As Denver braces for strike, charter operators seek to reassure parents, tackle pay issue

The day after news that Denver teachers union members had voted to strike, Denver’s largest charter school operators reassured families their schools will keep operating as usual and sought to highlight their own efforts to better compensate teachers.  

Both DSST Public Schools and STRIVE Prep — which collectively educate about 9,500 students at 25 schools —  wrote emails to families and supporters Wednesday as questions swirl about the ramifications of a potential Denver strike at district-run schools.

The earliest a strike could start would be Monday, but Denver officials have asked for state intervention, a move that could delay any labor action.

Teachers at Denver’s 60 charter schools are not union members and won’t be going on strike.

But around the nation, unions have started to organize charter teachers, and the issue of teacher pay and how schools are funded has drawn more public attention.

While classes at charter schools wouldn’t be directly affected by a Denver strike, any labor action will still touch those students and their families. Many Denver charters share space with district-operated schools in district-owned buildings, and district and charter officials say they have been communicating about making sure things run normally.

“We remain very supportive of all Denver teachers and all Denver schools,” DSST CEO Bill Kurtz wrote in a letter also posted online. “Yet we share in the concerns of many throughout our community about the impact a strike will have on our students and families.”

While charter schools have been a factor in district-union negotiations elsewhere — including in Los Angeles, where a strike just ended — the focus is narrower here, on the district’s ProComp pay-for-performance system for district teachers.

Denver Public Schools has long embraced charter schools as part of its nationally known “portfolio” model that calls for giving schools autonomy, allowing families to choose among them, and then closing or replacing schools if they don’t make the grade academically.

The district also allows charters space in existing schools that have it to spare, part of a “collaboration compact.” Five of STRIVE Prep’s 11 schools are co-located with district schools. STRIVE CEO Chris Gibbons said DPS has conveyed that transportation, food services, safety and security, and facility management will be operating normally at all district buildings.

Kurtz said the district is “taking proactive steps to work with everybody and ensure students and families can get to their schools each day. So we feel good about that.”

A DPS spokeswoman confirmed the district has been communicating with charter schools housed in district buildings, but did not immediately provide more details.  

Both DSST and STRIVE in their letters Wednesday mentioned the importance of paying their teachers well. DSST was more specific: Kurtz wrote that school officials last week committed to a 12 percent raise in teacher pay across the 15-school network. He described it as part of an effort over the last several years to boost compensation for all employees.    

While STRIVE’s letter did not go into such detail, Gibbons said STRIVE is also planning average raises of 10 percent to 12 percent next year, a “significant” increase.

The charter network uses a performance pay system, with teachers eligible for raises based on a combination of teacher evaluations, test results, and other tools in specific content areas.

Charter school teachers are often paid less than district teachers.

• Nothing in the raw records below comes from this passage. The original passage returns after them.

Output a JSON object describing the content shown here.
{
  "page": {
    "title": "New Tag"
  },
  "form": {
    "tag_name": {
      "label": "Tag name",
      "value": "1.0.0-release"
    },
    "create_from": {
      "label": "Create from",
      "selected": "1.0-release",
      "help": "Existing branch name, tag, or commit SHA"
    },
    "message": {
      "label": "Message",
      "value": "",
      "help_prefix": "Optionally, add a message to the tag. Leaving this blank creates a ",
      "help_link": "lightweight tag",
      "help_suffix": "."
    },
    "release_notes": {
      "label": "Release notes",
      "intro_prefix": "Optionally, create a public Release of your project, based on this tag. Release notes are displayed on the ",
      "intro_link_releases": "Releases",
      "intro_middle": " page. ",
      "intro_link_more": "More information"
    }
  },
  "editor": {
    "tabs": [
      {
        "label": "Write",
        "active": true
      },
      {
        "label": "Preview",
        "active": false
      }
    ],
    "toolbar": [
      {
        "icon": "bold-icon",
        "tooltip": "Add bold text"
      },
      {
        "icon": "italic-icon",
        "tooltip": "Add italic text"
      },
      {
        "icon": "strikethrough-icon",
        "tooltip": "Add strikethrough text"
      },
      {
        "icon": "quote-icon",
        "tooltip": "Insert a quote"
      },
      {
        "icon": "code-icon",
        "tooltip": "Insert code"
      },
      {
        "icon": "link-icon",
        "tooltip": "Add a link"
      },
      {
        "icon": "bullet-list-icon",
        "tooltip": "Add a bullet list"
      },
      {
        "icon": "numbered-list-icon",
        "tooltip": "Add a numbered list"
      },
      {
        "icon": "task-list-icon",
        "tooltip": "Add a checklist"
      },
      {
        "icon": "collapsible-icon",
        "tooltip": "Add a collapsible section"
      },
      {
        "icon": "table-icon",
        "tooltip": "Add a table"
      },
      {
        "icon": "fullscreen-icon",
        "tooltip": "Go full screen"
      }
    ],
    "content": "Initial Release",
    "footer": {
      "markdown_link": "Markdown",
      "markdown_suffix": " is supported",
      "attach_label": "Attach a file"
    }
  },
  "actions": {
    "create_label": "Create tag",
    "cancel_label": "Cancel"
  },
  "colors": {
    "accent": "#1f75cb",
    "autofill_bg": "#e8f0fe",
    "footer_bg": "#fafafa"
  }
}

A 2016 report by the Colorado Department of Education found that the average Colorado charter school teacher earned $39,052 the previous year, whereas the average salary at a district-run school was $54,455. Kurtz and Gibbons could not immediately provide information about averages salaries at their schools. 

Leaders from both Denver charter school networks say their efforts on teacher compensation are in response to broader state funding challenges and not connected to the DPS negotiations or the potential for a Denver strike.  

Colorado voters in November rejected Amendment 73, a statewide tax increase that would have raised an additional $1.6 billion a year for schools. Even without that new money, the charter leaders said they know they need to do more for teachers.

“The degree to which public funding is paying for education in Colorado is reaching crisis state,” Gibbons said. “All of us watched Amendment 73 with a great deal of interest as a potential statewide and systematic solution to funding that would  systematically impact teacher compensation. When that failed, we believed it was time to do everything we possibly could.”

Colorado doesn’t have unionized charter schools, though they do exist in other states. The nation’s first charter strike took place in Chicago in December, and another charter operator in that city is threatening one.  

Last fall, the Denver teachers union used state public records law to obtain the names, email addresses, and salaries of every charter school teacher in the school district — a signal that the union plans to try to get charter school teachers to join. The Denver Classroom Teachers Association declined to say how it planned to use the information.